DS4: How do I validate a model?

 

 

The short version:

 

  1. Refer to the DOME recommendations, especially the section around Data and Evaluation. This is true for any community-accepted standard around ML (DOME is specifically designed for ML in Supervised Learning in Biology)

  2. Based on objective metrics, and the overall reporting of the ML process, quickly fail models that fail either quantitative or qualitative threshold. A deceptive model is worse than a bad one

  3. Connect to regulatory frameworks that are in place (and aim to assess/validate ML processes)

 

 

 

 

A longer version (adapted from the DOME recommendations text)

 

State-of-the-art ML models are often capable of memorizing all the variation in training data. Such models when evaluated on data that they were exposed to during training would create the illusion of mastering the task at hand. However, when tested on an independent set of data (termed a test or validation set), the performance would seem less impressive, suggesting low generalization power of the model. To tackle this problem, initial data should be divided randomly into non-overlapping parts. The simplest approach is to have independent training and testing sets (and possibly a third validation set). Alternatively, the cross-validation or bootstrapping techniques that choose a new training/testing split multiple times from the available data are often considered a preferred solution

 

There are two types of evaluation scenarios in biological research. The first is the experimental validation of the predictions made by the ML model in the laboratory. This is highly desirable but beyond the scope of many ML studies. The second is a computational assessment of the model performance using established metrics. The following deals with the latter. There are a few possible risks in computational evaluation.

 

To start with performance metrics—that is, the quantifiable indicators of a model’s ability to solve the given task—there are dozens of metrics available for assessing different ML classification and regression problems. The plethora of options available, combined with the domain-specific expertise that might be required to select the appropriate metrics, can lead to the selection of inadequate performance measures.
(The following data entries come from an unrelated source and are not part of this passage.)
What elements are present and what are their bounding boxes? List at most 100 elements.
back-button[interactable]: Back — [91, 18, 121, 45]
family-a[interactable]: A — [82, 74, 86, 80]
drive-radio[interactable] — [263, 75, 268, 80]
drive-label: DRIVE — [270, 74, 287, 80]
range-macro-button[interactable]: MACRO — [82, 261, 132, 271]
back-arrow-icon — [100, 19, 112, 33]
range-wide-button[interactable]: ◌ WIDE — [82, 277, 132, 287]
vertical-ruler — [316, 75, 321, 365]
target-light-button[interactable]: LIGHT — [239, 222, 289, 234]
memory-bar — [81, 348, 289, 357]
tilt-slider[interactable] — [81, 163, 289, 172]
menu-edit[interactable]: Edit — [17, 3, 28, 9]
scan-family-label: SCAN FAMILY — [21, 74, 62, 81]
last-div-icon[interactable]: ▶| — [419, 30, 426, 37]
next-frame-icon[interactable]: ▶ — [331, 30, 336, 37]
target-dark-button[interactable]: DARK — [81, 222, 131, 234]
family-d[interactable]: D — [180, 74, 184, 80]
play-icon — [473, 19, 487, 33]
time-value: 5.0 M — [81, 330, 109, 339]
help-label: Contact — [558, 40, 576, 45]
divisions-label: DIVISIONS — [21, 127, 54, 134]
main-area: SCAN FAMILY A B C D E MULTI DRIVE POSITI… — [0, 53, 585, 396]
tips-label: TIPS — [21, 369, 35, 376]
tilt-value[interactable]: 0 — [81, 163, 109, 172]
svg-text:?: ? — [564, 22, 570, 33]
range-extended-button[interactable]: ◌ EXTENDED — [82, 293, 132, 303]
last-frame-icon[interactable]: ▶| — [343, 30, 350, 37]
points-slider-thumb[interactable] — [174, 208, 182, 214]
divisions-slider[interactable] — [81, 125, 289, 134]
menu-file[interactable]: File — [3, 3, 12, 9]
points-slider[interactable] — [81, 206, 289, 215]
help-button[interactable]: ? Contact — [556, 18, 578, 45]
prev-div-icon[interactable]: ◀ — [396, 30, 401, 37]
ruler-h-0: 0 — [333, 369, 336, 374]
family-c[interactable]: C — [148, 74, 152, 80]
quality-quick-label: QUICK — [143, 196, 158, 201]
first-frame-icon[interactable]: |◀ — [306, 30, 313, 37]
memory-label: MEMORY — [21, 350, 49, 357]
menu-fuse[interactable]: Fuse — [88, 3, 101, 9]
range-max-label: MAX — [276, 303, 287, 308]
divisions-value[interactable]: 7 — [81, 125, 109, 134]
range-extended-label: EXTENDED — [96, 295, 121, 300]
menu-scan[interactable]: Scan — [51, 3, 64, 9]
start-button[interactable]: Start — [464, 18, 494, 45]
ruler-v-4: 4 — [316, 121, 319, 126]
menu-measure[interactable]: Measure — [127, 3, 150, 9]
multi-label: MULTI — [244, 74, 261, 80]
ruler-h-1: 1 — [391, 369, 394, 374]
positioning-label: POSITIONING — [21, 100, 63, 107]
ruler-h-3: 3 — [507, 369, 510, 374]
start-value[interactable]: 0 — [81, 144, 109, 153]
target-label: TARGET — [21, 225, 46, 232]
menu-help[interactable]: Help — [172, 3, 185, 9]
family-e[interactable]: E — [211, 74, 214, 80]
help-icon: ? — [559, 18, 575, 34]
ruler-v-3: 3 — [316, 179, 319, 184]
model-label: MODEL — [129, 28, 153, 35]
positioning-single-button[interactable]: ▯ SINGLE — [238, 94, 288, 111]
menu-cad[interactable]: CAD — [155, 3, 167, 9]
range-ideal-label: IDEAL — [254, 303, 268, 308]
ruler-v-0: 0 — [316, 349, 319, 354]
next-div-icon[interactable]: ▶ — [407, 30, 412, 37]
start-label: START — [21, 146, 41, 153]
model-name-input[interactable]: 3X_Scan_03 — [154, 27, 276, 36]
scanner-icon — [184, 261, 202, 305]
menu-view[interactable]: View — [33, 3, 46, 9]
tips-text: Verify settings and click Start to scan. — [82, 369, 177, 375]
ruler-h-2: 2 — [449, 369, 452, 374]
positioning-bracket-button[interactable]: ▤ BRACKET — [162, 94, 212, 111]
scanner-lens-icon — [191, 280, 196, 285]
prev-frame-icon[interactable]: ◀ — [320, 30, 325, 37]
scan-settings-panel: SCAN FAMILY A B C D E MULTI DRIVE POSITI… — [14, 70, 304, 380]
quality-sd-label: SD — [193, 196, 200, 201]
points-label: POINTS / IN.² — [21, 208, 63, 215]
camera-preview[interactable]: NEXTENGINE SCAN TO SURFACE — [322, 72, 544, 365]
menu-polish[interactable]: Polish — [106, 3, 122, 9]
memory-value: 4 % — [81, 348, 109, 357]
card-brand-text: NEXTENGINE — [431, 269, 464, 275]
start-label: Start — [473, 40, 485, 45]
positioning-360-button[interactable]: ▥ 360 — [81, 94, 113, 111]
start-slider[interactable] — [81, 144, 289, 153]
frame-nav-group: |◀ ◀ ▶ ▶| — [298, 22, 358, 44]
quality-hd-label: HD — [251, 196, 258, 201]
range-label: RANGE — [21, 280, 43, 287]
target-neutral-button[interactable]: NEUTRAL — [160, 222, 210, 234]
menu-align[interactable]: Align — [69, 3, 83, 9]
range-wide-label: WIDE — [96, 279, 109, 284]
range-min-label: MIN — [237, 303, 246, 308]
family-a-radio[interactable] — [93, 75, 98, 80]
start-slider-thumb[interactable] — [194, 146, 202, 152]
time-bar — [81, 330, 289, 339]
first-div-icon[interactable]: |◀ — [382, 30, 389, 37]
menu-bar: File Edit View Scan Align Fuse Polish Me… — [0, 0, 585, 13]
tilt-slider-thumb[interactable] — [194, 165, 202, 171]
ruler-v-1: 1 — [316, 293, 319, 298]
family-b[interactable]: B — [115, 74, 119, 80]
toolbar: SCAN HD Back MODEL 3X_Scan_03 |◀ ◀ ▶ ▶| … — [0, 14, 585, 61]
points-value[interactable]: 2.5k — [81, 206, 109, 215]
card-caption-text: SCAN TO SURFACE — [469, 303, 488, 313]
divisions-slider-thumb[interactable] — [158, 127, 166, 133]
Often, there are critical assessment communities advocating certain performance metrics for biological ML models—for example, Critical Assessment of Protein Function Annotation (CAFA) and Critical Assessment of Genome Interpretation (CAGI)—and we recommend that a new algorithm should use metrics from the literature and community-promulgated critical assessments.

 

In the absence of literature, the following metrics are usually good indicators:

  • Classification metrics: For binary classification, true positives (tp), false positives (fp), false negatives (fn) and true negatives (tn) together form the confusion matrix. As all classification measures can be calculated from combinations of these four basic values, the confusion matrix should be provided as a core metric. Several measures and plots should be used to evaluate the ML methods. However, these metrics need to be adapted if we go towards a multi-class problem.

  • Regression metrics: ML regression attempts to produce predicted values (p) matching experimental values (y). Metrics attempt to capture the difference in various ways. Alternatively, a plot can provide a visual way to represent the differences. It is advisable to report all these measures in any ML work. ROC, receiver operating characteristic; AUC, area under the ROC curve; RMSE, root mean squared error; MAE, mean absolute error.

 

Once performance metrics are decided, methods published in the same biological domain must be cross-compared using appropriate statistical tests (for example, Student’s t-test) and confidence intervals. Then, to prevent the release of ML methods that appear sophisticated but perform no better than simpler algorithms, baselines should be compared to the ‘sophisticated’ method and proven to be statistically inferior (for example, as in comparison of shallow vs. deep neural networks).